Hope someone can clarify. I'm self-studying and my question relates to Programming Exercise # 2, Chapter 12, C++ Primer Plus Fifth Edition (pg. 629). I completed the exercise and achieved the desired result but my query came about when I compared my version to the solution.

The exercise builds upon a class (home grown String class) which was created early in the chapter. The task was to create additional class member methods so as the given main() program would work. That is, main() was already created.

My query surrounds overloading the + operator in order to join two strings.

Here is a part of main()

    String s1(" and I am a C++ student.");
    String s2 = "Please enter your name: ";
    String s3;
    cout << s2;                // overloaded << operator
    cin >> s3;                 // overloaded >> operator
    s2 = "My name is " + s3; // overloaded = , + operators
    cout << s2 << ".\n";
    s2 = s2 + s1;

The solution prototype for the overloaded + is this: friend String operator+(const String &s1, const String &s2); My question stems from line # 7 s2 = "My name is " + s3; . How is that the "My Name.." bit, which I believe to be a const char* or string literal be somehow resolved to a String object for the purposes of the function.

Originally, my prototypes were:

String operator+(const String &s1);
friend String operator+(const String &s, const char *c);
friend String operator+(const char *c, const String &s);

For reference here are the constructors and overloaded = prototypes;

String(const char * S);  // constructor
String();                // default constructor
~String();               // destructor
String(const String &sb); // copy constructor
String &operator=(const String &st);
String &operator=(const char *);

I hope this is a clear explanation, short of posting all the code files.

8 Years
Discussion Span
Last Post by Museful

Hi ,

I think u r problem is when u r adding s2= " Your String " + s2; then this stmt works only when :
1. Overloading of + should be there
2. Overloading should be done through friend function and when we overload any operator through friend function then we have to pass all arguments which are required by an operator in case of + there are 2 operands so during execution of that stmt if converts u r string const " Your String " into an object via one argument constructor and then it add so our third requirement is constructor.
3. One argument constructor which takes const char* and return an object of calss string.

May it helps u.
Let me know
Nishant Soni


> How is that the "My Name.." bit, which I believe to be a const char* or string literal
> be somehow resolved to a String object for the purposes of the function.
the String class has a (non-explicit) single argument constructor which takes a const char * . this also acts as an implicit conversion operator.
an anonymous String is constructed and passed to String operator+(const String &s1, const String &s2); > Originally, my prototypes were ...
these are just fine and for something like s2 = "My name is " + s3; is more efficient.
the creation of an anonymous temporary String object is avoided.

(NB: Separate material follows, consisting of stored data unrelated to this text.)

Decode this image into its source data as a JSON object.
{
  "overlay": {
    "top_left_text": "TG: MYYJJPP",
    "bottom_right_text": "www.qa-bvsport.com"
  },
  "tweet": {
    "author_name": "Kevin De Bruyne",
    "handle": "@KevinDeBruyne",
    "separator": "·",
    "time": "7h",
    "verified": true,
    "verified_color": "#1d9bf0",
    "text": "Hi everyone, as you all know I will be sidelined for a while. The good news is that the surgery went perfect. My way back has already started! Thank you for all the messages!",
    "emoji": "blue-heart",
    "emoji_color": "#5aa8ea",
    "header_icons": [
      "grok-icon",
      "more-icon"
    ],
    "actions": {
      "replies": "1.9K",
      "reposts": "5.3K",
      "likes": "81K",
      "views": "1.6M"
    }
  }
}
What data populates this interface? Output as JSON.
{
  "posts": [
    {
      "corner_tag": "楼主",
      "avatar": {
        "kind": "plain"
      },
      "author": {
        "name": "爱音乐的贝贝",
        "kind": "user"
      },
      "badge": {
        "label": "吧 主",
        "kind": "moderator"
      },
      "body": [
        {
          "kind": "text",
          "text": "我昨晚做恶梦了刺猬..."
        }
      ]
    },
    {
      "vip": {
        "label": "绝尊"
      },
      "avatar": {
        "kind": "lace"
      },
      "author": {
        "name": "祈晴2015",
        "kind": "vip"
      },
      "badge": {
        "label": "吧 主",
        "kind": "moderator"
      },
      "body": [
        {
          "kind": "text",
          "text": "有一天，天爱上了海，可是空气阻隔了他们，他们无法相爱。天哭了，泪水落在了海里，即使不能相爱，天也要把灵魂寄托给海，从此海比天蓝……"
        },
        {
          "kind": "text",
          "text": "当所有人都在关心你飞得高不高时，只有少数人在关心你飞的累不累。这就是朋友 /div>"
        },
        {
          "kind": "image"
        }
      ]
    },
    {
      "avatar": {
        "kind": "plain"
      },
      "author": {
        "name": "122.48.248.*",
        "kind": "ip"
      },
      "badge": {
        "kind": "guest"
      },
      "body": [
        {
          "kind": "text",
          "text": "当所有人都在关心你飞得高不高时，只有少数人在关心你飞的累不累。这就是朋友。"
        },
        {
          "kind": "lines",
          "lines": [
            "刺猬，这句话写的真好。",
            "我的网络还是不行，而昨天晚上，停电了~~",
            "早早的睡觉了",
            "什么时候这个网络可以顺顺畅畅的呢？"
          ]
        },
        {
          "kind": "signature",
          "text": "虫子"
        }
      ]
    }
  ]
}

Thanks all for responding, very much appreciated and it's certainly cleared the air for me. I've had to go back a chapter and re-read up on implied constructor conversions. I'm now left with this little query.

To turn-off implied constructor conversion I noticed another little side-effect. I used the keyword 'explicit' like so; explicit String(const char * S);// constructor for the constructor prototype.

The compiler complained when seeing String s2 = "Whatever"; with this error message;

"conversion from `const char[9]' to non-scalar type `String' requested"

Changing all similar lines to String s2("Whatever"); solved the problem.

Could someone explain what's happening here. If retaining the 'explicit' constructor is it possible to compile code String s2 = "whatever"; .


String s2 = <some_expression> ; initializes one String with another String (copy construct). if <some_expression> is not a String, it must be implicitly convertible to one. it is semantically like int i = <some_expression> ; initializes one int with another int. if <some_expression> is not an int it is implicitly converted to one.
so, to be able to write String s2 = "Whatever"; requires a non-explicit constructor and an accessible copy constructor ( 'even if it may not be called' ).
to write String s2(" Whatever" ) ; or String s2 = String( "Whatever" ) ; does not require the constructor to be non-explicit.